Bats calculate where their prey is headed by building on-the-fly predictive models of target motion from echoes, US researchers have found.
They use the time delay between each echolocation call and the resulting echoes to determine how far away prey is, and tilt their heads to catch the changing intensity of echoes to figure out where it is in the horizontal plane, according to a paper in the journal PNAS.
And the process is robust enough to keep working even when the prey vanishes behind echo-blocking obstacles like trees.
“[A] bat needs to anticipate when and where it will make contact with the insect it’s hunting,” says senior author Cynthia F Moss, a neuroscientist at Johns Hopkins University.

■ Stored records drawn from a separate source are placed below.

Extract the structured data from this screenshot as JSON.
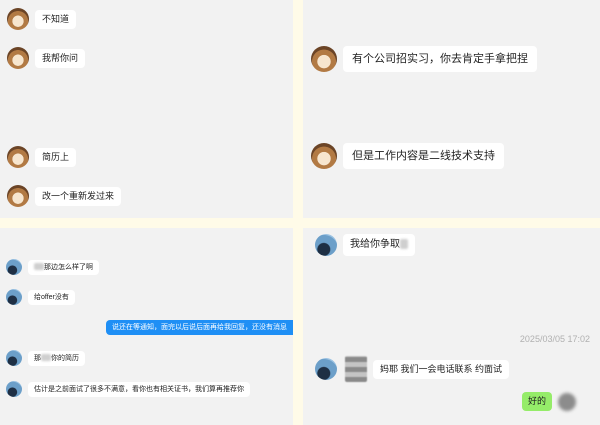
{
  "panel1": {
    "messages": [
      "不知道",
      "我帮你问",
      "简历上",
      "改一个重新发过来"
    ]
  },
  "panel2": {
    "messages": [
      "有个公司招实习，你去肯定手拿把捏",
      "但是工作内容是二线技术支持"
    ]
  },
  "panel3": {
    "messages": [
      {
        "before": "",
        "after": "那边怎么样了啊"
      },
      {
        "before": "",
        "after": "给offer没有"
      }
    ],
    "outgoing": "说还在等通知，面完以后说后面再给我回复，还没有消息",
    "messages2": [
      {
        "before": "那",
        "after": "你的简历"
      },
      {
        "before": "",
        "after": "估计是之前面试了很多不满意，看你也有相关证书，我们算再推荐你"
      }
    ]
  },
  "panel4": {
    "msg1_before": "我给你争取",
    "timestamp": "2025/03/05 17:02",
    "msg2": "妈耶 我们一会电话联系 约面试",
    "reply": "好的"
  }
}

“The insect is flying. The bat is also flying. In this very rapidly changing environment, if the bat were to just rely on the information it got from the most recent echo, it would miss the insect.”
To test this, Moss and colleagues trained bats to stay on a perch and track insects then recorded their echolocation calls and tracked their head movements as they changed where the insects moved and how quickly. They also added obstacles that interrupted the echoes.
They quantified the direction of the bat’s head/sonar beam aim and echolocation call rate as it tracked a target that moved across its sonar field then applied mathematical models to differentiate between non-predictive and predictive tracking behaviours.
Their findings, they say, upend the previous accepted notion that bats do not predict an insect’s future position – a conclusion largely drawn from a 1980s study done before high-speed video was widely available.
And they apply to any animals that track moving sounds, and even to people, such as the vision impaired who use clicks and cane taps to help navigate while avoiding obstacles.
“The question of prediction is important because an animal must plan ahead to decide what it’s going to do next,” said co-first author Angela Salles.
“A visual animal or a human has a stream of information coming in, but for bats it’s remarkable because they’re doing this with only brief acoustic snapshots.”